Plaque with Amun as a Ram, c.600-500 BC
We used Anne’s gift membership to the Saint Louis Art Museum to gain entry into the new art show that opened late last month, Sunken Cities – Egypt’s Lost Worlds. Saint Louis is the US premier for this show and the art museum has been excited about its debut for months. The core of this show are its ancient underwater archeological artifacts that have been unearthed from beneath the murky waters surrounding present day Alexandria. More than 1,200 years ago the lost cities of Thonis-Heracleion and Canopus sank beneath the waves of the Mediterranean Sea. For more than twenty years now, modern archeologist and divers from the European Union have been scouring the sea floor and bring up numerous ceremonial art objects and items of everyday use.
Sunken Cities Poster
Leavened among these sunken treasures are more pristine terrestrial versions of these same items that are contemporary with the underwater finds, but without the weathering caused by centuries in a salt water bath. Even the relatively well-preserved plaque fragment, pictured above, shows some pitting on its surface. Accompanying this artifact and many of the others in the show are photos that show the object in situ, on the ocean floor, when it was first discovered.

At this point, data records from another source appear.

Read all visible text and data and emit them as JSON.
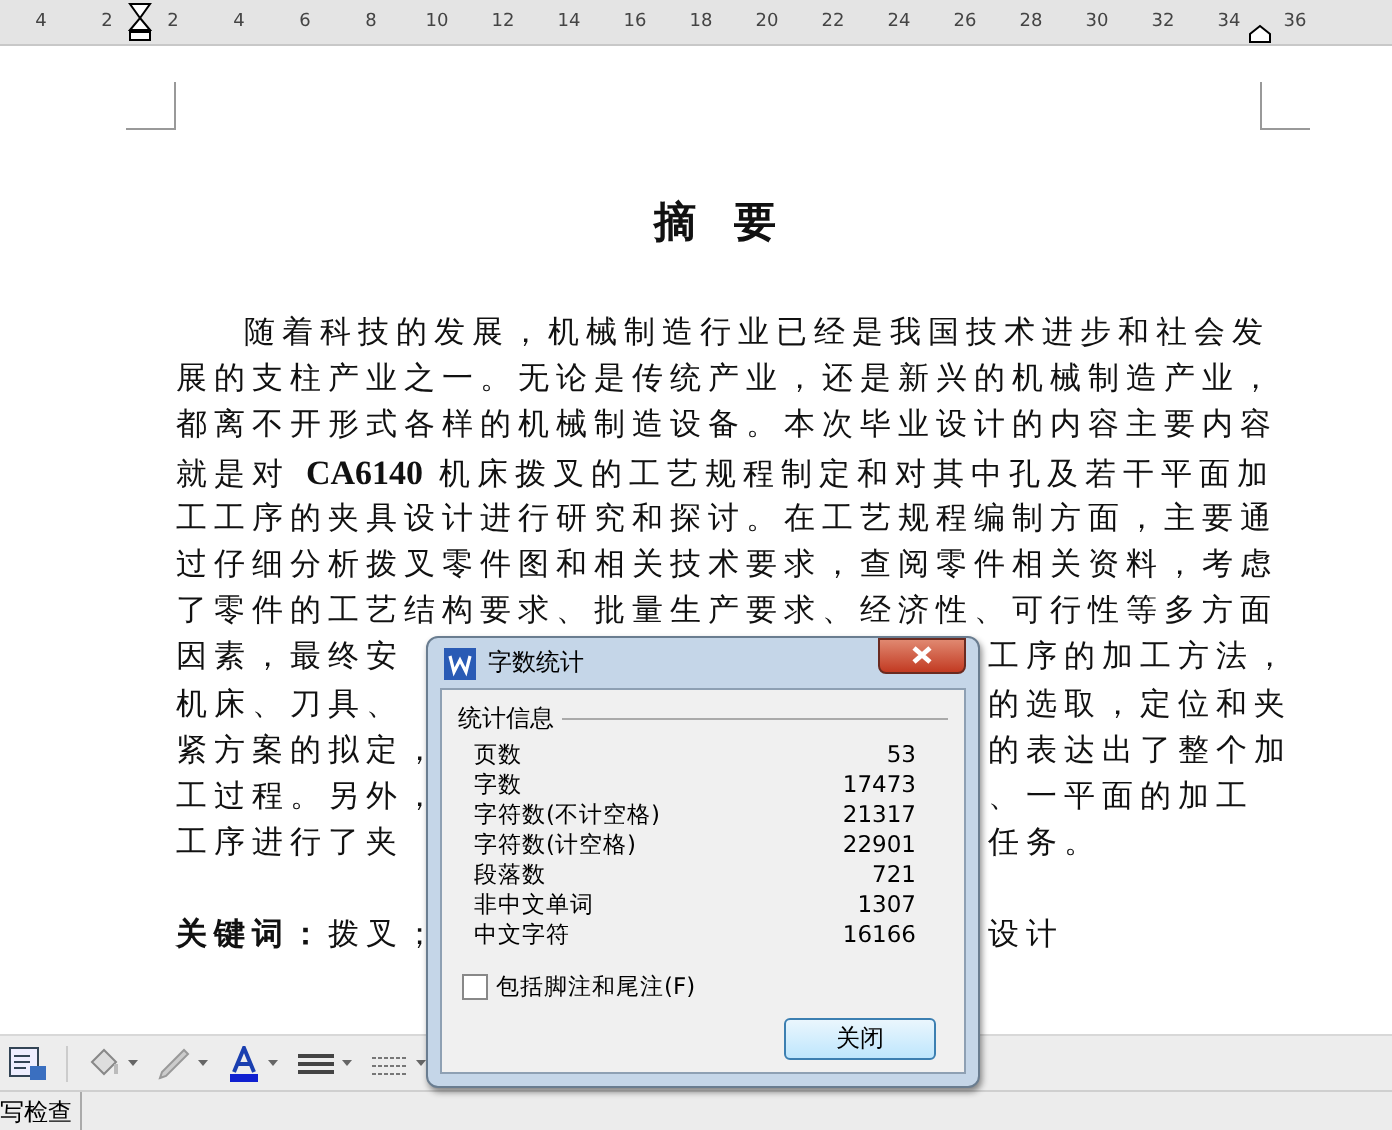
{
  "ruler": {
    "labels": [
      "4",
      "2",
      "2",
      "4",
      "6",
      "8",
      "10",
      "12",
      "14",
      "16",
      "18",
      "20",
      "22",
      "24",
      "26",
      "28",
      "30",
      "32",
      "34",
      "36"
    ]
  },
  "document": {
    "title": "摘 要",
    "lines": [
      {
        "left": "随着科技的发展，机械制造行业已经是我国技术进步和社会发",
        "indent": true
      },
      {
        "left": "展的支柱产业之一。无论是传统产业，还是新兴的机械制造产业，"
      },
      {
        "left": "都离不开形式各样的机械制造设备。本次毕业设计的内容主要内容"
      },
      {
        "left": "就是对 **CA6140** 机床拨叉的工艺规程制定和对其中孔及若干平面加"
      },
      {
        "left": "工工序的夹具设计进行研究和探讨。在工艺规程编制方面，主要通"
      },
      {
        "left": "过仔细分析拨叉零件图和相关技术要求，查阅零件相关资料，考虑"
      },
      {
        "left": "了零件的工艺结构要求、批量生产要求、经济性、可行性等多方面"
      },
      {
        "left": "因素，最终安",
        "right": "工序的加工方法，"
      },
      {
        "left": "机床、刀具、",
        "right": "的选取，定位和夹"
      },
      {
        "left": "紧方案的拟定，",
        "right": "的表达出了整个加"
      },
      {
        "left": "工过程。另外，",
        "right": "、一平面的加工"
      },
      {
        "left": "工序进行了夹",
        "right": "任务。"
      }
    ],
    "keywords": {
      "left": "**关键词：**拨叉；",
      "right": "设计"
    }
  },
  "dialog": {
    "title": "字数统计",
    "group": "统计信息",
    "stats": [
      {
        "label": "页数",
        "value": "53"
      },
      {
        "label": "字数",
        "value": "17473"
      },
      {
        "label": "字符数(不计空格)",
        "value": "21317"
      },
      {
        "label": "字符数(计空格)",
        "value": "22901"
      },
      {
        "label": "段落数",
        "value": "721"
      },
      {
        "label": "非中文单词",
        "value": "1307"
      },
      {
        "label": "中文字符",
        "value": "16166"
      }
    ],
    "checkbox": {
      "label": "包括脚注和尾注(F)",
      "checked": false
    },
    "button": "关闭"
  },
  "status_bar": {
    "text": "写检查"
  }
}
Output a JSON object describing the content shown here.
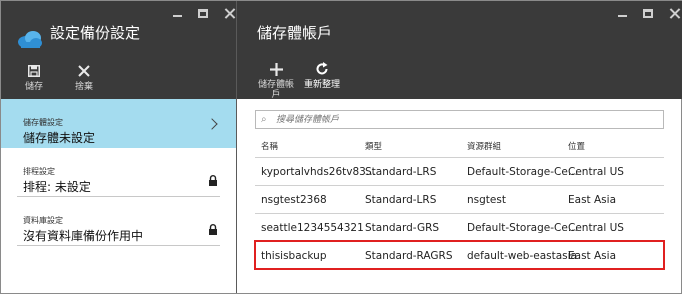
{
  "left_blade": {
    "title": "設定備份設定",
    "commands": [
      {
        "label": "儲存",
        "icon": "save-icon"
      },
      {
        "label": "捨棄",
        "icon": "discard-icon"
      }
    ],
    "settings": [
      {
        "label": "儲存體設定",
        "value": "儲存體未設定",
        "selected": true,
        "indicator": "chevron-right-icon"
      },
      {
        "label": "排程設定",
        "value": "排程: 未設定",
        "selected": false,
        "indicator": "lock-icon"
      },
      {
        "label": "資料庫設定",
        "value": "沒有資料庫備份作用中",
        "selected": false,
        "indicator": "lock-icon"
      }
    ]
  },
  "right_blade": {
    "title": "儲存體帳戶",
    "commands": [
      {
        "label": "儲存體帳\n戶",
        "icon": "add-icon"
      },
      {
        "label": "重新整理",
        "icon": "refresh-icon"
      }
    ],
    "search": {
      "placeholder": "搜尋儲存體帳戶",
      "value": ""
    },
    "columns": [
      "名稱",
      "類型",
      "資源群組",
      "位置"
    ],
    "rows": [
      [
        "kyportalvhds26tv83...",
        "Standard-LRS",
        "Default-Storage-Ce...",
        "Central US"
      ],
      [
        "nsgtest2368",
        "Standard-LRS",
        "nsgtest",
        "East Asia"
      ],
      [
        "seattle1234554321",
        "Standard-GRS",
        "Default-Storage-Ce...",
        "Central US"
      ],
      [
        "thisisbackup",
        "Standard-RAGRS",
        "default-web-eastasia",
        "East Asia"
      ]
    ],
    "highlighted_row": 3
  },
  "colors": {
    "header_bg": "#3a3a3a",
    "selected_item_bg": "#a4dcef",
    "highlight_border": "#e02020",
    "cloud_icon": "#2f8fd4"
  }
}
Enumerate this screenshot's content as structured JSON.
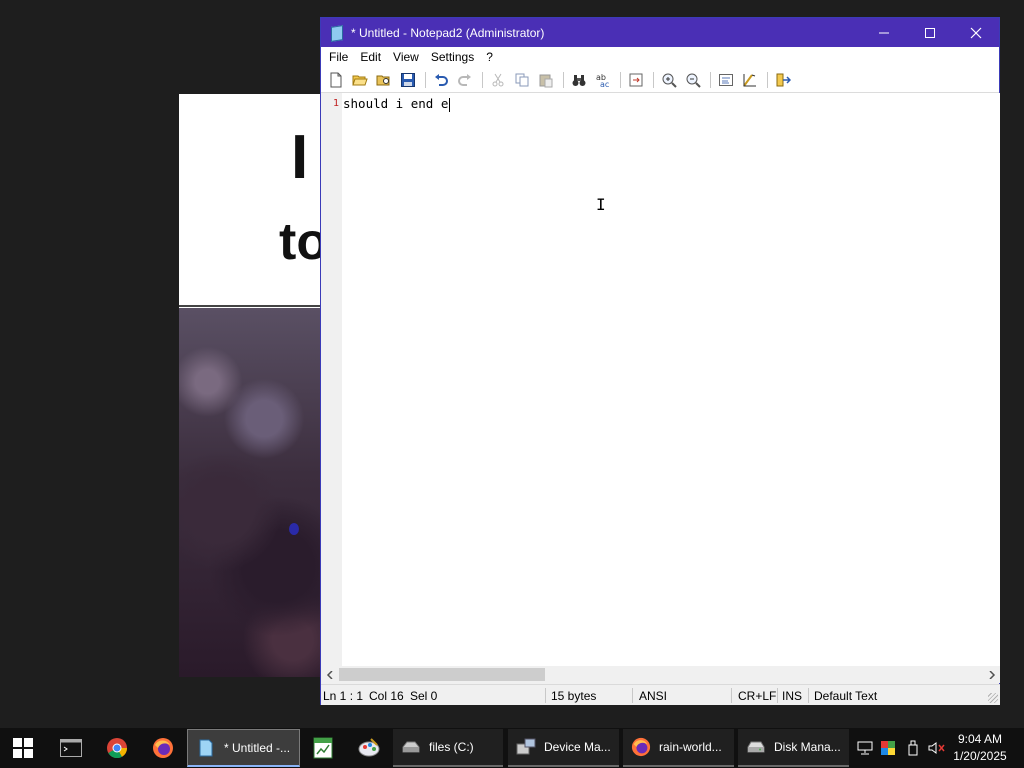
{
  "notepad": {
    "title": "* Untitled - Notepad2 (Administrator)",
    "controls": {
      "minimize": "—",
      "maximize": "☐",
      "close": "✕"
    },
    "menu": [
      "File",
      "Edit",
      "View",
      "Settings",
      "?"
    ],
    "toolbar": [
      "new-file",
      "open",
      "browse",
      "save",
      "undo",
      "redo",
      "cut",
      "copy",
      "paste",
      "find",
      "replace",
      "goto",
      "zoom-in",
      "zoom-out",
      "word-wrap",
      "scheme",
      "exit"
    ],
    "editor": {
      "line_number": "1",
      "content": "should i end e"
    },
    "status": {
      "position": "Ln 1 : 1",
      "column": "Col 16",
      "selection": "Sel 0",
      "size": "15 bytes",
      "encoding": "ANSI",
      "line_endings": "CR+LF",
      "mode": "INS",
      "scheme": "Default Text"
    }
  },
  "background_window": {
    "letters": [
      "I",
      "to"
    ]
  },
  "taskbar": {
    "items": [
      {
        "label": "* Untitled -...",
        "icon": "notepad-icon",
        "active": true
      },
      {
        "label": "files (C:)",
        "icon": "drive-icon",
        "active": false
      },
      {
        "label": "Device Ma...",
        "icon": "device-manager-icon",
        "active": false
      },
      {
        "label": "rain-world...",
        "icon": "firefox-icon",
        "active": false
      },
      {
        "label": "Disk Mana...",
        "icon": "disk-management-icon",
        "active": false
      }
    ],
    "clock": {
      "time": "9:04 AM",
      "date": "1/20/2025"
    }
  },
  "colors": {
    "titlebar": "#4a2fb5",
    "taskbar": "#101010",
    "accent": "#8ab4f8"
  }
}
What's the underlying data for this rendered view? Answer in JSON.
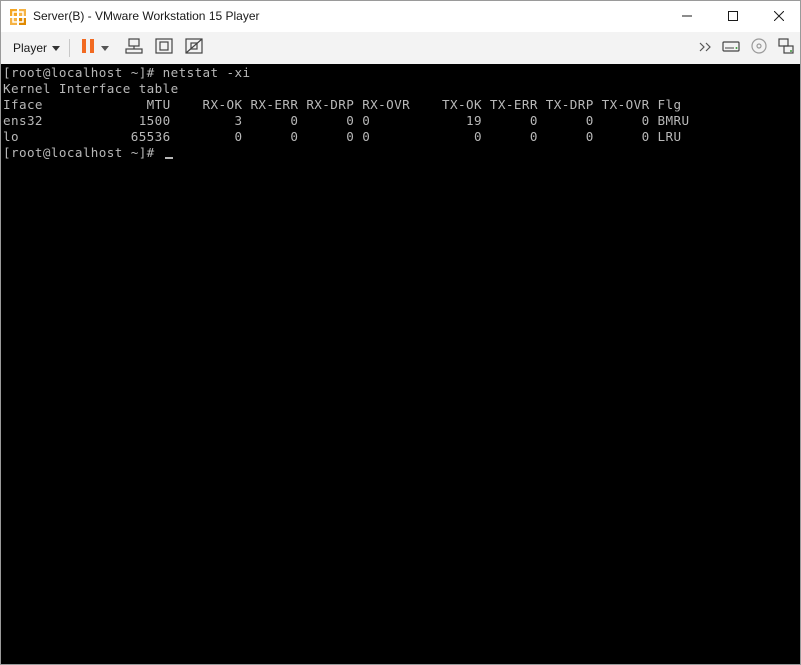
{
  "window": {
    "title": "Server(B) - VMware Workstation 15 Player",
    "icon": "vmware-player-icon",
    "controls": [
      "minimize-icon",
      "maximize-icon",
      "close-icon"
    ]
  },
  "toolbar": {
    "player_label": "Player",
    "icons": [
      "pause-icon",
      "dropdown-icon",
      "send-ctrl-alt-del-icon",
      "fit-window-icon",
      "unity-icon",
      "forward-icon",
      "hard-disk-icon",
      "cd-icon",
      "network-icon"
    ],
    "pause_color": "#f26a21"
  },
  "console": {
    "lines": [
      "[root@localhost ~]# netstat -xi",
      "Kernel Interface table",
      "Iface             MTU    RX-OK RX-ERR RX-DRP RX-OVR    TX-OK TX-ERR TX-DRP TX-OVR Flg",
      "ens32            1500        3      0      0 0            19      0      0      0 BMRU",
      "lo              65536        0      0      0 0             0      0      0      0 LRU",
      "[root@localhost ~]# "
    ]
  }
}
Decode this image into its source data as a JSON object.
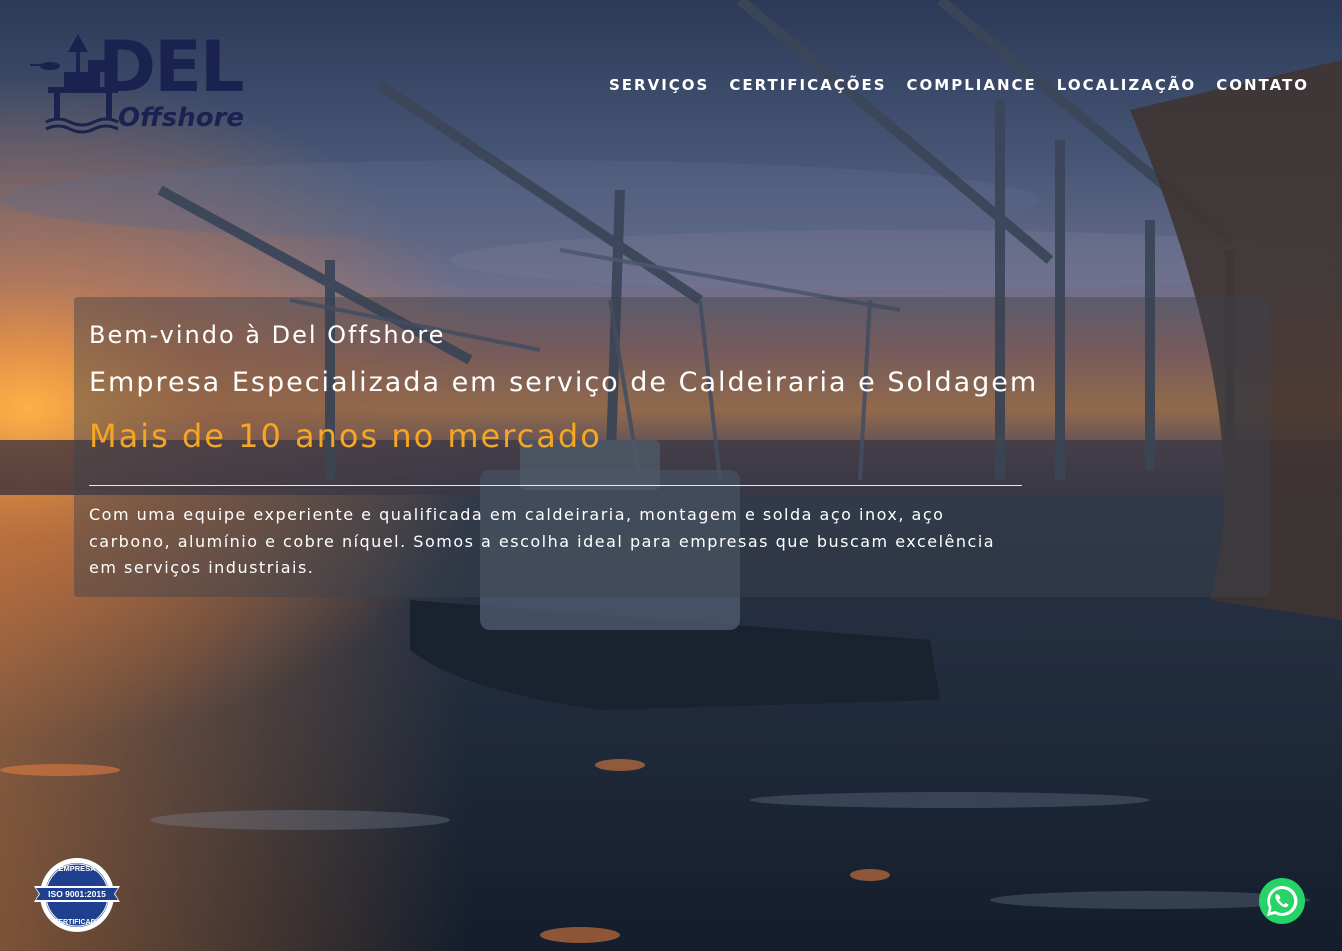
{
  "logo": {
    "brand": "DEL",
    "sub": "Offshore"
  },
  "nav": {
    "items": [
      {
        "label": "SERVIÇOS"
      },
      {
        "label": "CERTIFICAÇÕES"
      },
      {
        "label": "COMPLIANCE"
      },
      {
        "label": "LOCALIZAÇÃO"
      },
      {
        "label": "CONTATO"
      }
    ]
  },
  "hero": {
    "welcome": "Bem-vindo à Del Offshore",
    "specialty": "Empresa Especializada em serviço de Caldeiraria e Soldagem",
    "years": "Mais de 10 anos no mercado",
    "description": "Com uma equipe experiente e qualificada em caldeiraria, montagem e solda aço inox, aço carbono, alumínio e cobre níquel. Somos a escolha ideal para empresas que buscam excelência em serviços industriais."
  },
  "badge": {
    "top": "EMPRESA",
    "middle": "ISO 9001:2015",
    "bottom": "CERTIFICADA"
  },
  "whatsapp": {
    "icon": "whatsapp-icon"
  },
  "colors": {
    "accent": "#f5a623",
    "brand": "#1a2350",
    "whatsapp": "#25d366"
  }
}
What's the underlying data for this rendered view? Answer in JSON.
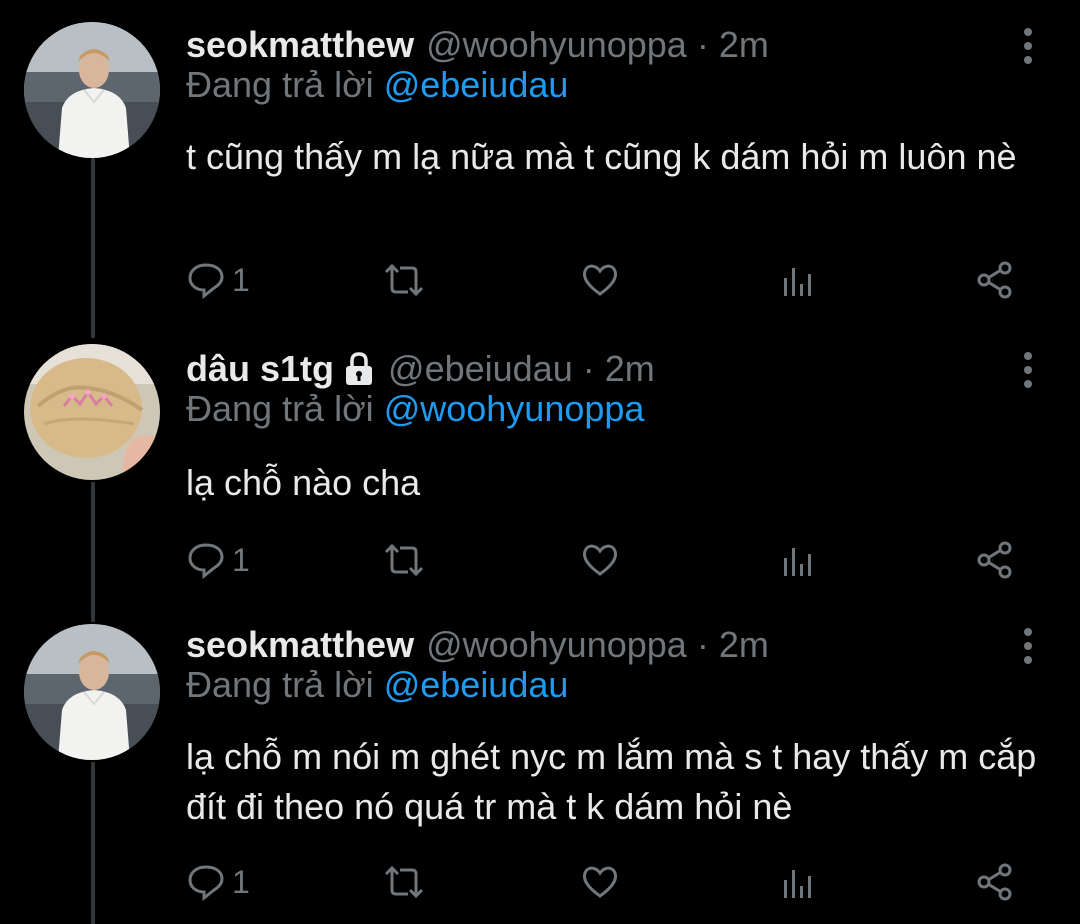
{
  "colors": {
    "background": "#000000",
    "primary_text": "#e7e9ea",
    "secondary_text": "#71767b",
    "mention": "#1d9bf0",
    "thread_line": "#333639"
  },
  "replying_label": "Đang trả lời",
  "separator": "·",
  "tweets": [
    {
      "display_name": "seokmatthew",
      "handle": "@woohyunoppa",
      "time": "2m",
      "replying_to": "@ebeiudau",
      "text": "t cũng thấy m lạ nữa mà t cũng k dám hỏi m luôn nè",
      "reply_count": "1",
      "protected": false,
      "avatar": "photo of person in white sweatshirt by the sea"
    },
    {
      "display_name": "dâu s1tg",
      "handle": "@ebeiudau",
      "time": "2m",
      "replying_to": "@woohyunoppa",
      "text": "lạ chỗ nào cha",
      "reply_count": "1",
      "protected": true,
      "avatar": "photo of blonde hair with tiara"
    },
    {
      "display_name": "seokmatthew",
      "handle": "@woohyunoppa",
      "time": "2m",
      "replying_to": "@ebeiudau",
      "text": "lạ chỗ m nói m ghét nyc m lắm mà s t hay thấy m cắp đít đi theo nó quá tr mà t k dám hỏi nè",
      "reply_count": "1",
      "protected": false,
      "avatar": "photo of person in white sweatshirt by the sea"
    }
  ],
  "icons": {
    "reply": "reply-icon",
    "retweet": "retweet-icon",
    "like": "heart-icon",
    "analytics": "analytics-icon",
    "share": "share-icon",
    "more": "more-vertical-icon",
    "lock": "lock-icon"
  }
}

Arsinoë II Statue, C.300-200 BC
The photo with the diver is seen guiding the raising of a statue of the god Hapy. This colossal 17′ tall statue is one of two such finds that are located in the main hall of the art museum. They were too tall to fit into the show’s exhibit space. It is the underwater aspect of this archeology that excites my imagination. God help me, but I am reminded of the opening sequence in Matthew McConaughey’s “Sahara”. Adventure is in the air, with sunken gold and treasure reclaimed from the sea. This is not just some dry and dusty dig.
Last week, we were at the Getty in LA and caught the opening of their show, Beyond the Nile – Egypt and the Classical World. Both shows cover roughly the same time period in Egyptian history, the classical period of Alexander, Ptolemy and the Romans. Not to cast too much shade on the Getty, but Sunken Cities is the superior show. It will be on display in Saint Louis until September 8th.